Hello everyone,,
I just finished grad school with a major in information assurance and cybersecurity and i'm confused whether to take the CAP or CISSP. There is very little information on cap and a lot of information on SSCP and CISSP. I have 5 year of experience working in an IT field. Also there is a clause about an expert endorsing your after you've taking the exams. Can someone please help me?
CAP is aligned very tightly to the RMF which is mandated for use in US federal agencies:
https://www.isc2.org/Certifications/CAP
CISSP is seen as the gold standard for Information Security professionals so has a much wider ranging appeal in terms of job roles for which it may be required / desired:
https://www.isc2.org/Certifications/CISSP
Choose which one fits with your aspirations if you only want to earn one - there's nothing stopping you from earning both!
The endorsement process requires that an existing ISC2 member vouches for your experience. If you don't know any ISC2 members then ISC2 themselves can act as your endorser:
https://www.isc2.org/Endorsement
If you are fairly new to the infosec world you might want to consider the SSCP, as you do mention it. Some of the guys who work with me are taking this route as they are just starting out on their careers. The SSCP gives them a great foundation and is an achievable certification for both job satisfaction and professional development while they are building up those required 5 years needed for CISSP certification.

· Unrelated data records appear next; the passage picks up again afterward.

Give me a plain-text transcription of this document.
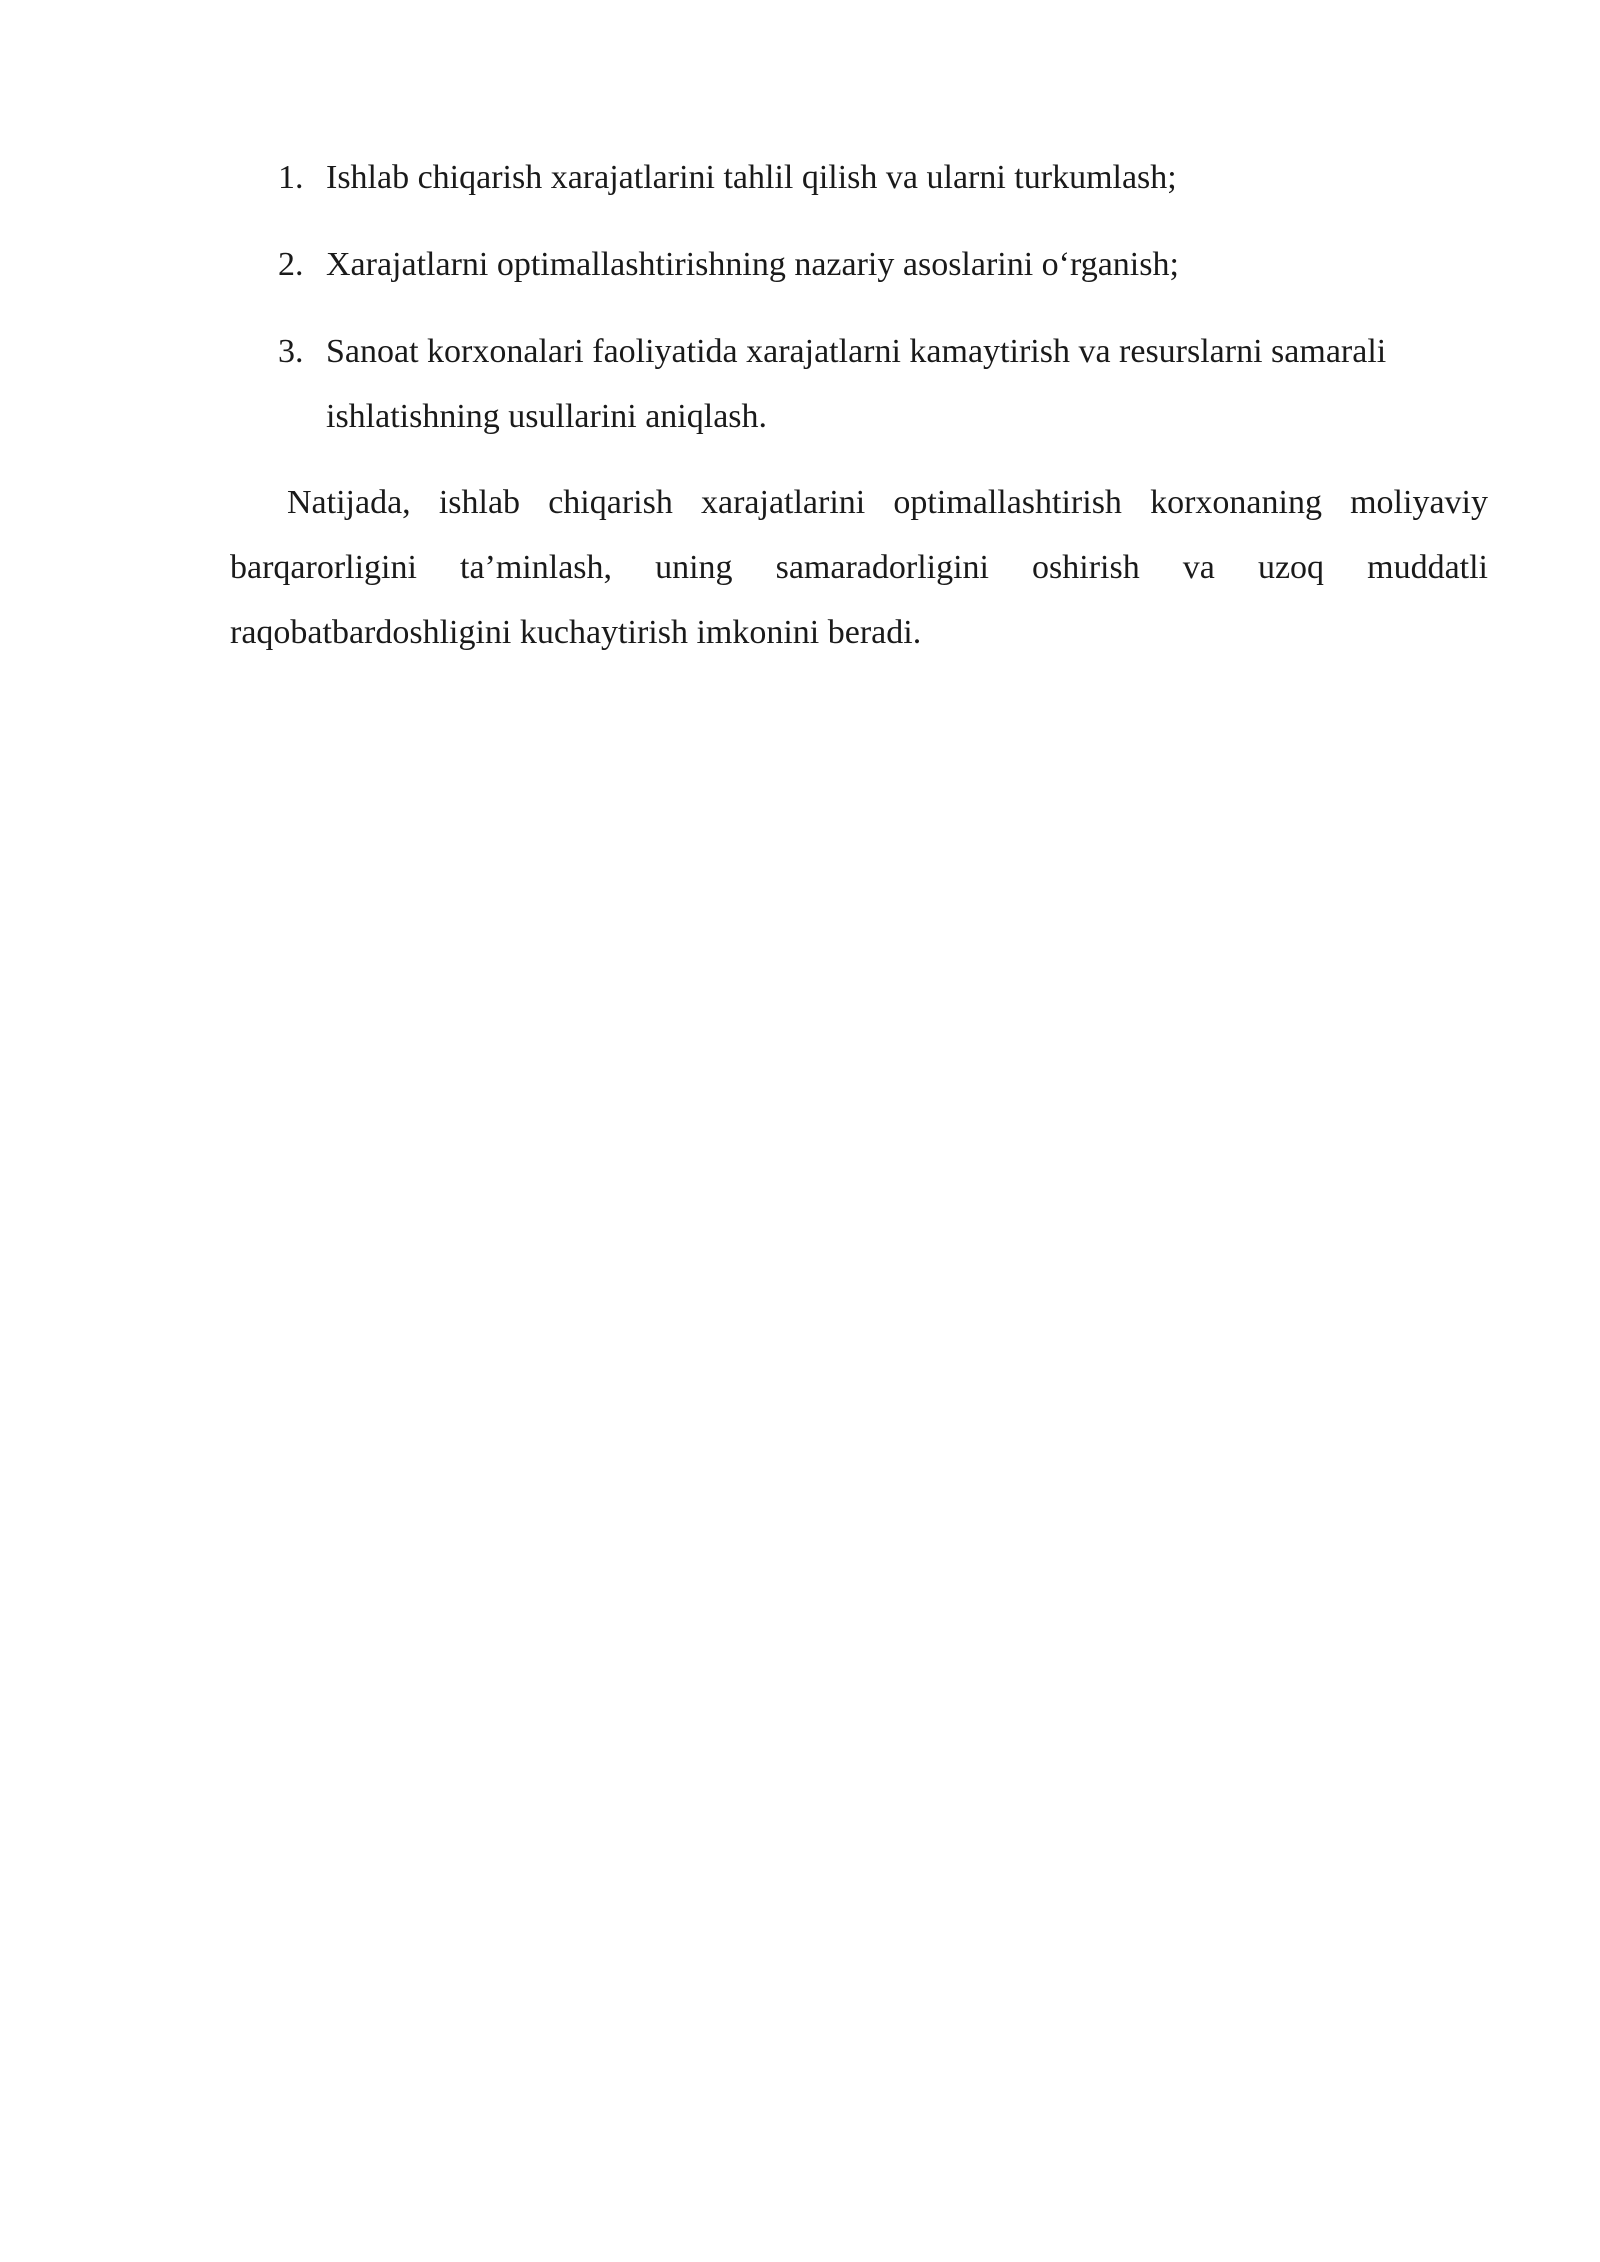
1. Ishlab chiqarish xarajatlarini tahlil qilish va ularni turkumlash;
2. Xarajatlarni optimallashtirishning nazariy asoslarini o‘rganish;
3. Sanoat korxonalari faoliyatida xarajatlarni kamaytirish va resurslarni samarali ishlatishning usullarini aniqlash.

Natijada, ishlab chiqarish xarajatlarini optimallashtirish korxonaning moliyaviy barqarorligini ta’minlash, uning samaradorligini oshirish va uzoq muddatli raqobatbardoshligini kuchaytirish imkonini beradi.
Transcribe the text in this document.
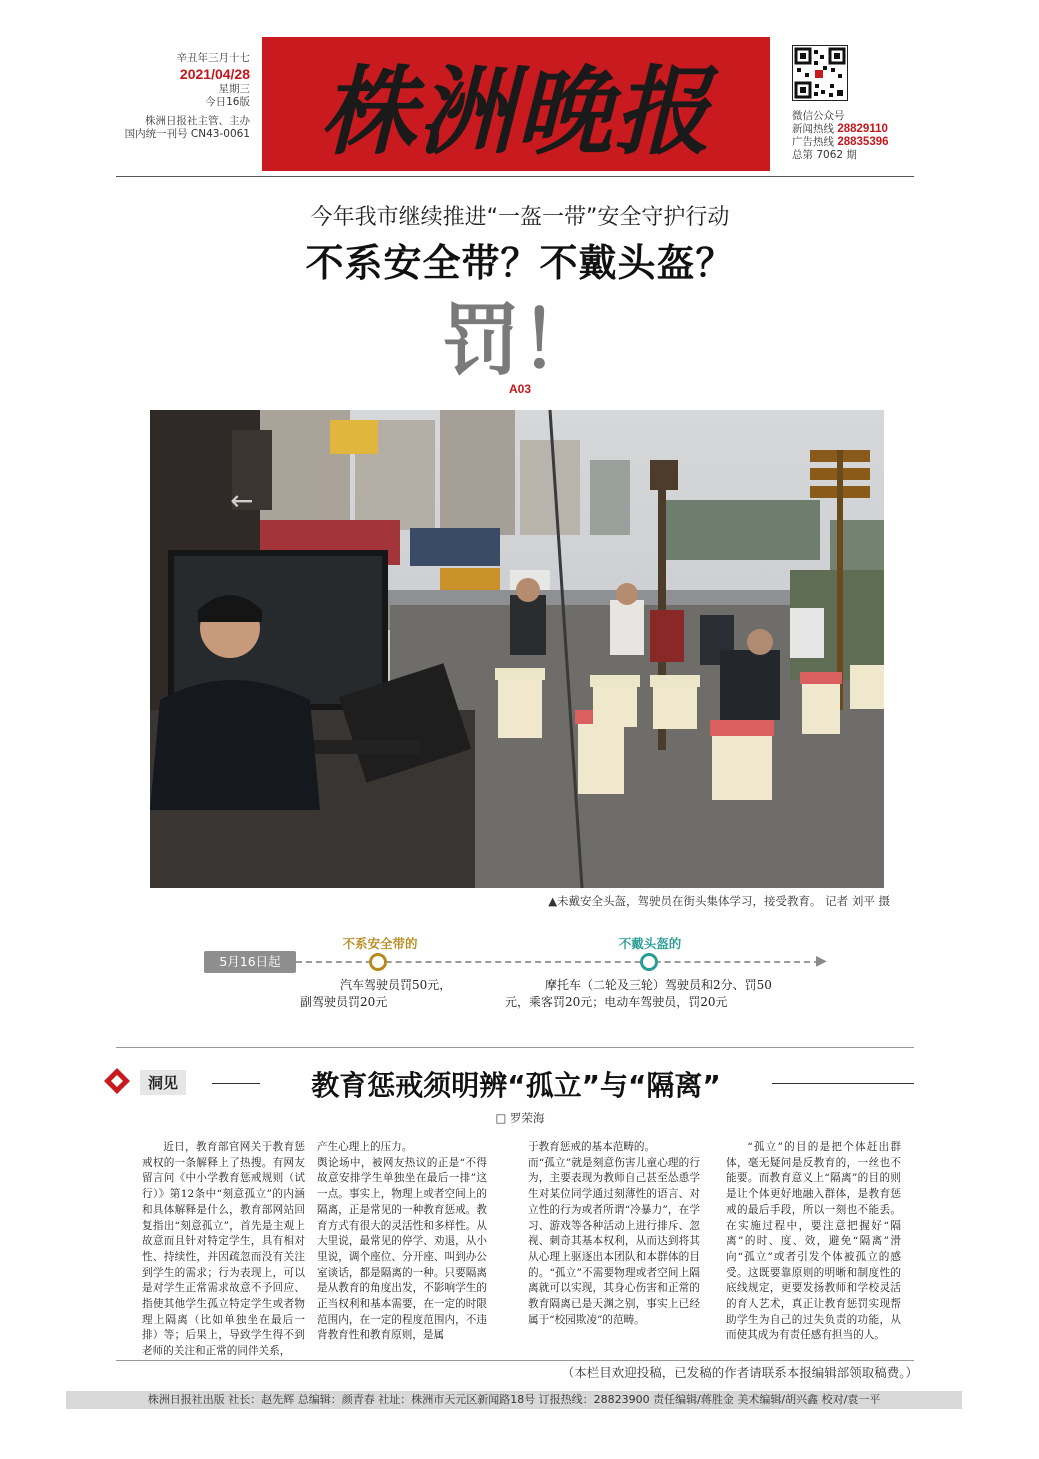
辛丑年三月十七
2021/04/28
星期三
今日16版
株洲日报社主管、主办
国内统一刊号 CN43-0061 株洲晚报	微信公众号
新闻热线 28829110
广告热线 28835396
总第 7062 期
今年我市继续推进“一盔一带”安全守护行动
不系安全带？不戴头盔？
罚！
A03
←
▲未戴安全头盔，驾驶员在街头集体学习，接受教育。 记者 刘平 摄
▶
5月16日起
不系安全带的	不戴头盔的
汽车驾驶员罚50元，副驾驶员罚20元
摩托车（二轮及三轮）驾驶员和2分、罚50元，乘客罚20元；电动车驾驶员，罚20元
洞见	教育惩戒须明辨“孤立”与“隔离”
□ 罗荣海

近日，教育部官网关于教育惩戒权的一条解释上了热搜。有网友留言问《中小学教育惩戒规则（试行）》第12条中“刻意孤立”的内涵和具体解释是什么，教育部网站回复指出“刻意孤立”，首先是主观上故意而且针对特定学生，具有相对性、持续性，并因疏忽而没有关注到学生的需求；行为表现上，可以是对学生正常需求故意不予回应、指使其他学生孤立特定学生或者物理上隔离（比如单独坐在最后一排）等；后果上，导致学生得不到老师的关注和正常的同伴关系，

产生心理上的压力。
舆论场中，被网友热议的正是“不得故意安排学生单独坐在最后一排”这一点。事实上，物理上或者空间上的隔离，正是常见的一种教育惩戒。教育方式有很大的灵活性和多样性。从大里说，最常见的停学、劝退，从小里说，调个座位、分开座、叫到办公室谈话，都是隔离的一种。只要隔离是从教育的角度出发，不影响学生的正当权利和基本需要，在一定的时限范围内，在一定的程度范围内，不违背教育性和教育原则，是属

于教育惩戒的基本范畴的。
而“孤立”就是刻意伤害儿童心理的行为，主要表现为教师自己甚至怂恿学生对某位同学通过刻薄性的语言、对立性的行为或者所谓“冷暴力”，在学习、游戏等各种活动上进行排斥、忽视、刺奇其基本权利，从而达到将其从心理上驱逐出本团队和本群体的目的。“孤立”不需要物理或者空间上隔离就可以实现，其身心伤害和正常的教育隔离已是天渊之别，事实上已经属于“校园欺凌”的范畴。

“孤立”的目的是把个体赶出群体，毫无疑问是反教育的，一丝也不能要。而教育意义上“隔离”的目的则是让个体更好地融入群体，是教育惩戒的最后手段，所以一刻也不能丢。在实施过程中，要注意把握好“隔离”的时、度、效，避免“隔离”滑向“孤立”或者引发个体被孤立的感受。这既要靠原则的明晰和制度性的底线规定，更要发扬教师和学校灵活的育人艺术，真正让教育惩罚实现帮助学生为自己的过失负责的功能，从而使其成为有责任感有担当的人。

（本栏目欢迎投稿，已发稿的作者请联系本报编辑部领取稿费。）
株洲日报社出版 社长：赵先辉 总编辑：颜青春 社址：株洲市天元区新闻路18号 订报热线：28823900 责任编辑/蒋胜金 美术编辑/胡兴鑫 校对/袁一平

To me all the certifications have their own value. As someone who has interviewed a lot of job applicants over the years, seeing you holding any certification tells me you are serious about investing time in your personal development but I always ask what your motivation was for a certification as well. Interview candidates who are successful articulate they did it to improve themselves and learn, those that did it to improve their job chances typically fail the interview.
wrote:Hello everyone,,
I just finished grad school with a major in information assurance and cybersecurity and i'm confused whether to take the CAP or CISSP. There is very little information on cap and a lot of information on SSCP and CISSP. I have 5 year of experience working in an IT field. Also there is a clause about an expert endorsing your after you've taking the exams. Can someone please help me?
https://besttoasterovenguides.com/best-large-toaster-oven/
CAP and CISSP certification revolve around different themes: CAP focuses on security audits and compliance, while CISSP is completely related to network security. Compared with the five years required by CISSP, CAP certification candidates only need two years of experience.
> sandra854 (Viewer) edited a reply in Exams on 01-25-2021 02:53 PM in the (ISC)²
> I just
> finished grad school with a major in information assurance and cybersecurity and
> i'm confused whether to take the CAP or CISSP.
If you are specifically pursuing an infosec job with the US federal government, then you might want to sit the CAP, but you probably want to sit the CISSP first in any case.